Year 6 Olivia had it sorted. Top of her class, always was, probably always would be. She had a head full of ideas that were going to take her all the way to the top. She’d be devastated to know that I left school with barely passing grades and depression. So where did it all go wrong? In my case, there was nobody to blame but myself. My parents were adamant not to be ‘pushy’ and pressure me into being perfect. But that didn’t stop me from putting pressure on myself, I simply always had to do well in school. From this came a fear of failure that became debilitating when it came time to write my personal statement for university and apprenticeship applications. I sat in front of my laptop and got myself so flustered that I made myself physically sick. So I didn’t apply. Because if I didn’t apply, I couldn’t get rejected.

Am I the only one? Of course not. What I was experiencing was something called ‘Existential Depression’, something almost everybody goes through to some extent in their lifetime. It is born from discovering something that makes you question what you previously knew to be certain. What I knew was that I was smart, and what I discovered was that I was good at some things but had the capacity to be bad at most other things. The effects of the pressures put on ‘gifted children’ are lasting into adulthood. The National Association for Gifted Children, identifies "heightened awareness, anxiety, perfectionism, and stress”. Research conducted by Liberty has found that 20% of people who drop out of secondary school were previously gifted children, due to suffering from stress-induced trauma in their formative years. The amount of stress the children took on when taking the 11+ selection exam was painful to watch in the BBC mini-documentary “Grammar Schools: Who will get in?” and I found myself genuinely worried about the mental wellbeing of those who failed.

So how do you recover? How do you stop beating yourself up for every little slip up and let go of that perfectionist streak? Now, I’m not a doctor, but let me offer some advice.

  • Don’t see things through the lens of achievement, but through passion. Don’t look for a medal as the end product of your hard work, look for a sense of fulfilment and happiness when creating it.

  • Look forward, not back. Never mind what you used to be good at, think about what you are good at now and what you want to be good at in the future.

  • In the words of Will Smith: Fail Forward. When I first heard this I thought ‘But I don’t want to fail at all’. Failure isn’t the opposite of success, it’s a part of it. Look at your failure and learn from it. If you refuse to accept your mistakes, you are doomed to repeat it.

  • Education can be found outside of academia. I always thought I was just ‘book smart’. I now know that my greatest skill is my charisma, which can’t be graded. There is a life outside of school where you will learn skills that cannot be quantified.

  • Whether the pressure put on you is external or internal, communicate with those around you. Tell them that you are feeling overwhelmed. Keeping it all to yourself will only lead to your stress building. Sometimes you need somebody to tell you that you’re being silly to make you realise that your fears are irrational.

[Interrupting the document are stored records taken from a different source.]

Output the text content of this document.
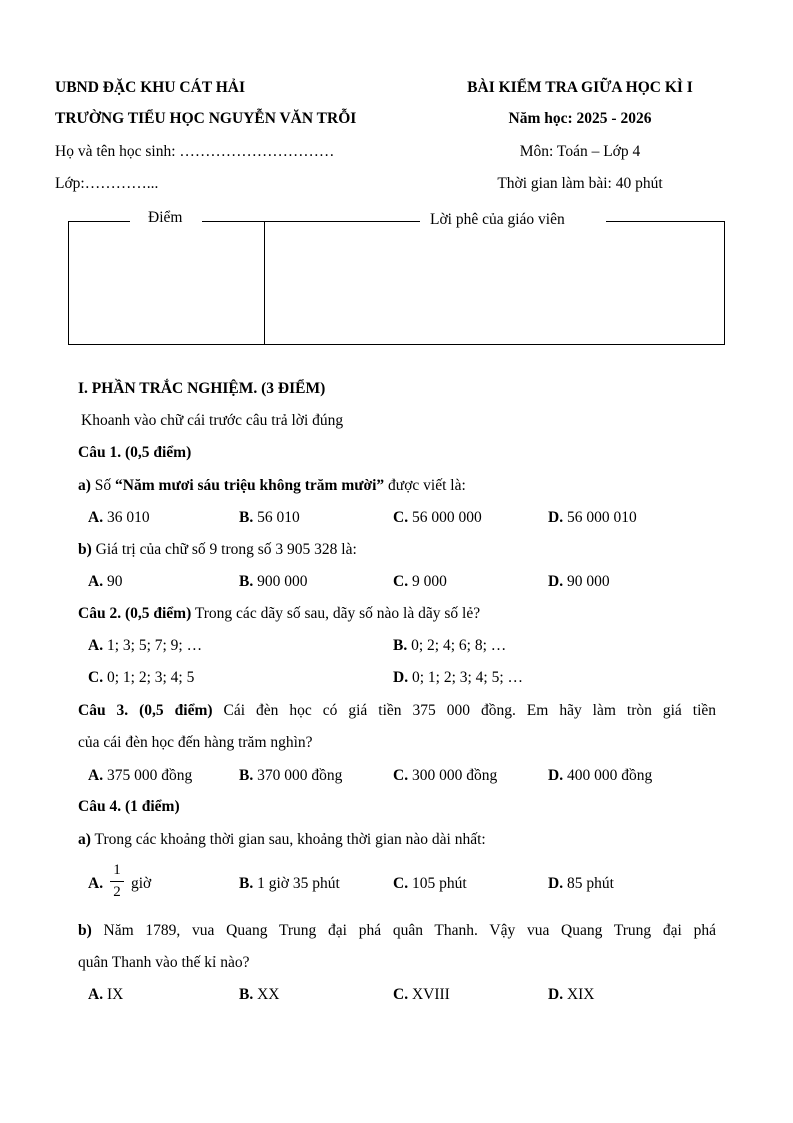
UBND ĐẶC KHU CÁT HẢI
TRƯỜNG TIỂU HỌC NGUYỄN VĂN TRỖI
Họ và tên học sinh: …………………………
Lớp:…………...
BÀI KIỂM TRA GIỮA HỌC KÌ I
Năm học: 2025 - 2026
Môn: Toán – Lớp 4
Thời gian làm bài: 40 phút
Điểm	Lời phê của giáo viên
I. PHẦN TRẮC NGHIỆM. (3 ĐIỂM)
Khoanh vào chữ cái trước câu trả lời đúng
Câu 1. (0,5 điểm)
a) Số “Năm mươi sáu triệu không trăm mười” được viết là:
A. 36 010	B. 56 010	C. 56 000 000	D. 56 000 010
b) Giá trị của chữ số 9 trong số 3 905 328 là:
A. 90	B. 900 000	C. 9 000	D. 90 000
Câu 2. (0,5 điểm) Trong các dãy số sau, dãy số nào là dãy số lẻ?
A. 1; 3; 5; 7; 9; …	B. 0; 2; 4; 6; 8; …
C. 0; 1; 2; 3; 4; 5	D. 0; 1; 2; 3; 4; 5; …
Câu 3. (0,5 điểm) Cái đèn học có giá tiền 375 000 đồng. Em hãy làm tròn giá tiền
của cái đèn học đến hàng trăm nghìn?
A. 375 000 đồng	B. 370 000 đồng	C. 300 000 đồng	D. 400 000 đồng
Câu 4. (1 điểm)
a) Trong các khoảng thời gian sau, khoảng thời gian nào dài nhất:
A.
1
2 giờ	B. 1 giờ 35 phút	C. 105 phút	D. 85 phút
b) Năm 1789, vua Quang Trung đại phá quân Thanh. Vậy vua Quang Trung đại phá
quân Thanh vào thế kỉ nào?
A. IX	B. XX	C. XVIII	D. XIX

  • Cry! Tears are the expulsion of stress hormones. If you’re feeling like you need to cry, it’s because you need to let all that energy out.

I know now that nothing went wrong. I was meant to get the grades that I got otherwise I’d never realise that the classroom wasn’t the right environment for me, the workplace was. Once I let go of my fear of failure, I became more productive than ever. In the times that I went for something that could have ended in failure, it has ended in some valuable opportunities. As a result, I have so much more experience in the field I want to go in to than I would have, had I gone to university, and have the foresight to know that when I leap, I might fall, but that doesn't mean I shouldn't leap again.